Chinese researchers have achieved a significant scientific milestone by generating a stable magnetic field of 35.1 teslas, establishing a new world record. This groundbreaking achievement, realized with an all-superconducting magnet, is set to accelerate the commercialization of advanced superconducting scientific instruments and provide critical support for cutting-edge fields such as fusion energy and aerospace. The record-breaking magnet was a collaborative effort involving the Institute of Plasma Physics of the Chinese Academy of Sciences (ASIPP), the Hefei International Center for Applied Superconductivity, the National Synchrotron Radiation Laboratory of the Hefei National Comprehensive Science Center, and Tsinghua University. This advancement surpasses the previous world record of 32.35 tesla.
The team successfully navigated complex challenges, including managing stress concentration, shielding current effects, and multi-field coupling under extreme low-temperature and high-field conditions. These innovations have significantly enhanced the magnet's mechanical stability and electromagnetic performance. During the experiment, the magnet reached 35.1 teslas and maintained stability for a full 30 minutes before being safely demagnetized, demonstrating the reliability of the developed technical approach. The achieved magnetic field strength is approximately 700,000 times stronger than Earth's geomagnetic field.
This powerful magnetic field holds particular promise for the field of nuclear fusion, where strong superconducting magnets are essential for confining superheated plasma. ASIPP has been a dedicated force in fusion research, contributing significantly to China's International Thermonuclear Experimental Reactor (ITER) mission by fulfilling numerous procurement packages, including superconductors, correction coils, and magnetic feeders.
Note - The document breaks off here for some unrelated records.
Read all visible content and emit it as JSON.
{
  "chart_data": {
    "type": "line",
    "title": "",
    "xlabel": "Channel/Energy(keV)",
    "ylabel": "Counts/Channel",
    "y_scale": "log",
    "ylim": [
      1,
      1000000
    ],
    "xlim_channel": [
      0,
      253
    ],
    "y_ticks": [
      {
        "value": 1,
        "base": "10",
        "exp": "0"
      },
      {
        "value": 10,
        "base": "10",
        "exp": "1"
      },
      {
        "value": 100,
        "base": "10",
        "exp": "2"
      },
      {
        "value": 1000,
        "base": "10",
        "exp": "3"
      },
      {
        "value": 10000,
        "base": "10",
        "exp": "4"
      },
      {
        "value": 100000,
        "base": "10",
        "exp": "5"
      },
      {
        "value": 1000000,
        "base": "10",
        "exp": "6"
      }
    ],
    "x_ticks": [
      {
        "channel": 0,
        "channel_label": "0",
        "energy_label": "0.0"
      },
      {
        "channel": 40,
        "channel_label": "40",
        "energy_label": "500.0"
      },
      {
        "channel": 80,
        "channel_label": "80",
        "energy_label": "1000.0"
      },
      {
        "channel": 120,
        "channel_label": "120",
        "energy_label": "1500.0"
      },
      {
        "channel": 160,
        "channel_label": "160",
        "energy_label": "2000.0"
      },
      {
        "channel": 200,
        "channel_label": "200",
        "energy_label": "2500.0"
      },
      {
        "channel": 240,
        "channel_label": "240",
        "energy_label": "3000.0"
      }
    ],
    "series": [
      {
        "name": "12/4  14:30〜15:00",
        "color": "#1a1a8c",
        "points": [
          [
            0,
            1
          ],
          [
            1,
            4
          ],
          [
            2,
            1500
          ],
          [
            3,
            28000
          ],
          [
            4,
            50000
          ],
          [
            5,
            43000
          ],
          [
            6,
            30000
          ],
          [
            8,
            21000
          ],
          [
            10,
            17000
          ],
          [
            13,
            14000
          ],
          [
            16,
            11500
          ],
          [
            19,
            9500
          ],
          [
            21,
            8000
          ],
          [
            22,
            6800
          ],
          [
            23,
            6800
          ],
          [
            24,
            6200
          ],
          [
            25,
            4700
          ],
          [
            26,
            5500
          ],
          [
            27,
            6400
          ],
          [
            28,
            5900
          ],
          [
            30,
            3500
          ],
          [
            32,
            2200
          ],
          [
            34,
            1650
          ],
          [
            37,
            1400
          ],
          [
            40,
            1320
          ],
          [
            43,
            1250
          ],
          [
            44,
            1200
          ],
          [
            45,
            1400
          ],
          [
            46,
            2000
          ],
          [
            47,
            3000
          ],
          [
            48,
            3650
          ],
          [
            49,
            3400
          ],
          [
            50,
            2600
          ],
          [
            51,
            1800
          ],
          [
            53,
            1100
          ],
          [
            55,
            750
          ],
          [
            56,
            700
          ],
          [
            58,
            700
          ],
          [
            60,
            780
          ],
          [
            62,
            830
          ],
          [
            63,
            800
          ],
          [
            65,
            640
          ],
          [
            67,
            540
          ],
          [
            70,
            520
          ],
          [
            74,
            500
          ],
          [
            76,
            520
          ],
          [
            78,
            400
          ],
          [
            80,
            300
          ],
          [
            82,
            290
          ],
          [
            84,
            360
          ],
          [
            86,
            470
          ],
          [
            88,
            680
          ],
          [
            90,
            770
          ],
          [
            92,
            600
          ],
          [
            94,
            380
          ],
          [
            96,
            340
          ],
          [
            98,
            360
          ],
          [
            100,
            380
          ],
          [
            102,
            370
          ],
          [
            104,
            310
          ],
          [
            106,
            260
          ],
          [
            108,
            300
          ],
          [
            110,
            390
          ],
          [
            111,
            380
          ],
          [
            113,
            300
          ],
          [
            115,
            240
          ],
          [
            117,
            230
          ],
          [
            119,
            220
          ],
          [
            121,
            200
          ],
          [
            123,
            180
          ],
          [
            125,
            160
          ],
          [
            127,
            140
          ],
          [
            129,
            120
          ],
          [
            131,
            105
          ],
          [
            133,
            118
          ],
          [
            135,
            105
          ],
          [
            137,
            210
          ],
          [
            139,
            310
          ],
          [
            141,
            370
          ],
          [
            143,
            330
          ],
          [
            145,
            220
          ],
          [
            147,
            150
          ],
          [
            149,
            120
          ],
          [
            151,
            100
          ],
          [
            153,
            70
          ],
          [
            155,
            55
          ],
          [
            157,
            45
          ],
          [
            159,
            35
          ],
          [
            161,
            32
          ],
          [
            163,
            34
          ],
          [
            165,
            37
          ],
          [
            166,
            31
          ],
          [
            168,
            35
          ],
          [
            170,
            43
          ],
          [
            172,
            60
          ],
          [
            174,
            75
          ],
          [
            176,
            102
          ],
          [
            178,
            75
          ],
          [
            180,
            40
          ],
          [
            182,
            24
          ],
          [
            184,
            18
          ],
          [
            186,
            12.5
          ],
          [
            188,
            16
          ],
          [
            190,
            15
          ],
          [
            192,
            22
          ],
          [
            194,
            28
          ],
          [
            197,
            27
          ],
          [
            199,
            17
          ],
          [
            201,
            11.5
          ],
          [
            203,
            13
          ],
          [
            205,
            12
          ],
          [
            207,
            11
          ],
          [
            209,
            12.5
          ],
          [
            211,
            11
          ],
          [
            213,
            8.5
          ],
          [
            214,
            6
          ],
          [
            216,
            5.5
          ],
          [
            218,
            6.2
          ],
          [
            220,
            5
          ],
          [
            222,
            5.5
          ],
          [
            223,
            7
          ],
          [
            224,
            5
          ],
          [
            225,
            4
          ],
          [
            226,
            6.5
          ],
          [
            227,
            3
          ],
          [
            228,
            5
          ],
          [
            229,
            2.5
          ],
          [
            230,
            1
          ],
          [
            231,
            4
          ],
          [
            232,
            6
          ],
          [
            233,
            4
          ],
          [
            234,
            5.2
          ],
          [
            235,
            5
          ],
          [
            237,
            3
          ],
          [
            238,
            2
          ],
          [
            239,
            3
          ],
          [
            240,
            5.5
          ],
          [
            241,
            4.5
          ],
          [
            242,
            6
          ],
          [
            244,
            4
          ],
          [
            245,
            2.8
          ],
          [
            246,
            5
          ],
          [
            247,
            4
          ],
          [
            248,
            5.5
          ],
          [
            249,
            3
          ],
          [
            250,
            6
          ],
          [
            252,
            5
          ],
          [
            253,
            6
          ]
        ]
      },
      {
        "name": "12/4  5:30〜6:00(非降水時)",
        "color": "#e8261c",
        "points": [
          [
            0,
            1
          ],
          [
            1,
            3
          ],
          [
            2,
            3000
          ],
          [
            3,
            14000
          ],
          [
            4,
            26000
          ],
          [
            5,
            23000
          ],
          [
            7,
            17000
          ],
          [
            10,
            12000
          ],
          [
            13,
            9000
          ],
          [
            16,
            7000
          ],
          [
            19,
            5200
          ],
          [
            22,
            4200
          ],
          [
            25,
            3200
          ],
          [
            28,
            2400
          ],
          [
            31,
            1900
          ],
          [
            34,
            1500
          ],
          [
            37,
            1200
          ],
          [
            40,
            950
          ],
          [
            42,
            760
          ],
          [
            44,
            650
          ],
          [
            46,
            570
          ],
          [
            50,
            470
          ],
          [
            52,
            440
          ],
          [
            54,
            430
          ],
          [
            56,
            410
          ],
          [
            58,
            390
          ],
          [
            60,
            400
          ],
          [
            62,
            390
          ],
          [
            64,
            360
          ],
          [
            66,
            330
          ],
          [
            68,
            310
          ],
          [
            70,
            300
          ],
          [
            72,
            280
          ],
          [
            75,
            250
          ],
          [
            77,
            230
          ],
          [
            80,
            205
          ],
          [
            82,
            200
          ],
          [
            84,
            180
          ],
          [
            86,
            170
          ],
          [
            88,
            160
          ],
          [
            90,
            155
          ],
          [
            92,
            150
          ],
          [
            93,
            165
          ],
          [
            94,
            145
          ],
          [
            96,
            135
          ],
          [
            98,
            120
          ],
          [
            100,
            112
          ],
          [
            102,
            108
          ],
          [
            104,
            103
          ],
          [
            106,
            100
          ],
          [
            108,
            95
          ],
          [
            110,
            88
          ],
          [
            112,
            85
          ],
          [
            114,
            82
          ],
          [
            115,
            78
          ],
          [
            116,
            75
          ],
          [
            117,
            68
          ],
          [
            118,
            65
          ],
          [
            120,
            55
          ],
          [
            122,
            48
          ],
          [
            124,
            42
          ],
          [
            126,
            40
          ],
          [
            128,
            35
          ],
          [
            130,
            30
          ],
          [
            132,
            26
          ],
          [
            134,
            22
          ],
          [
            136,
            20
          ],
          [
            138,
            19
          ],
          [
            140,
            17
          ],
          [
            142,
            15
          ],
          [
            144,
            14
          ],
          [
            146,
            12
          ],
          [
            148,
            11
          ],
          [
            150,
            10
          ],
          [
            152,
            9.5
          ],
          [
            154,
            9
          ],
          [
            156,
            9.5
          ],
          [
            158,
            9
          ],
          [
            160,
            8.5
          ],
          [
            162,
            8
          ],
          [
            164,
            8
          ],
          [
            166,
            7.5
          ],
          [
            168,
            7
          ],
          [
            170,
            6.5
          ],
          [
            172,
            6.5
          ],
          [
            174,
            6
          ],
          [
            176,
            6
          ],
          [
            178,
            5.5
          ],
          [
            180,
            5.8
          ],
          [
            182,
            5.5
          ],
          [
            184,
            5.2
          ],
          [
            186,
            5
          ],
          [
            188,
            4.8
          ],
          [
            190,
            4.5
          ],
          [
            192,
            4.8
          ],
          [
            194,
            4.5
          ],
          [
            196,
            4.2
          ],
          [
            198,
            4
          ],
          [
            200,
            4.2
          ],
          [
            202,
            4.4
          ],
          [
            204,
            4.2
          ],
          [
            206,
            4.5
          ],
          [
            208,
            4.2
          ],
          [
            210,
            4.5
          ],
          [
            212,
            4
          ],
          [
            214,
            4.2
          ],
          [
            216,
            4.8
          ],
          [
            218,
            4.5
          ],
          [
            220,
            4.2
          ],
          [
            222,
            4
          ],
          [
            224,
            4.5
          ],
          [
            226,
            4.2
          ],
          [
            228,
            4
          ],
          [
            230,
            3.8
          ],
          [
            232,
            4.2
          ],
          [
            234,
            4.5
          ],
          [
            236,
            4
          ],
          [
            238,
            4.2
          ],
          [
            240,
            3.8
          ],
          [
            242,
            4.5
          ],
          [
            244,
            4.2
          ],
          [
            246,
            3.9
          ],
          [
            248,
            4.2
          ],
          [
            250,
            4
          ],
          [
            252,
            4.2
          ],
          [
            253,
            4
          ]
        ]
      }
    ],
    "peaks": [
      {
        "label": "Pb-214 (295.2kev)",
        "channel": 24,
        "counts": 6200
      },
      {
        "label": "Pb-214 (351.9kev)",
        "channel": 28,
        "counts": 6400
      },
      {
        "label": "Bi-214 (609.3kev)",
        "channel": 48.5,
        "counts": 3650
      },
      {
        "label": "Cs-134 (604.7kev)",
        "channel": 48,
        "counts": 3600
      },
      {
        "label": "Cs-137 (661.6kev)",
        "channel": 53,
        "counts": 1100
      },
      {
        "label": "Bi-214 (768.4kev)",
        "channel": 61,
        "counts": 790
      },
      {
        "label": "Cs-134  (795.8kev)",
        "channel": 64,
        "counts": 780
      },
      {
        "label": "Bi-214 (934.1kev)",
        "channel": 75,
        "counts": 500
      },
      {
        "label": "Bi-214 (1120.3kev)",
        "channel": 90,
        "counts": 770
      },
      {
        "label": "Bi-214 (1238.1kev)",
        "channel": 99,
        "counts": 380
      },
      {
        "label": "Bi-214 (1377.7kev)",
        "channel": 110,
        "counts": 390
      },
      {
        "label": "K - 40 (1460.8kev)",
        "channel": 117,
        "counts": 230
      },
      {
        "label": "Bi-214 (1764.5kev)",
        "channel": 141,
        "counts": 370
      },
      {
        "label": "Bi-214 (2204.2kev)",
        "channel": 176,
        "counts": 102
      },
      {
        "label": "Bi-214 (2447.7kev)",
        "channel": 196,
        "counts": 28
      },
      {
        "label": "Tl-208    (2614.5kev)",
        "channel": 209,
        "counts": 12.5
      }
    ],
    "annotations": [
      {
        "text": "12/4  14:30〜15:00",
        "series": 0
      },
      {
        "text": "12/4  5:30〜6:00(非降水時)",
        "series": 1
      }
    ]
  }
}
Beyond fusion, the implications of this powerful magnetic field extend to various other critical sectors. It offers crucial technical support for aerospace electromagnetic propulsion systems, enabling more efficient space travel. The technology also underpins advancements in magnetic levitation (maglev) systems, promising faster and more efficient transportation. Furthermore, it is vital for the development of superconducting induction heating, efficient power transmission through superconducting cables, and the creation of highly sensitive scientific instruments like nuclear magnetic resonance spectrometers. The development of superconducting cables, for instance, offers a path to near-zero electrical resistance, significantly reducing energy loss and enabling higher current capacities, which is particularly beneficial for urban power grids.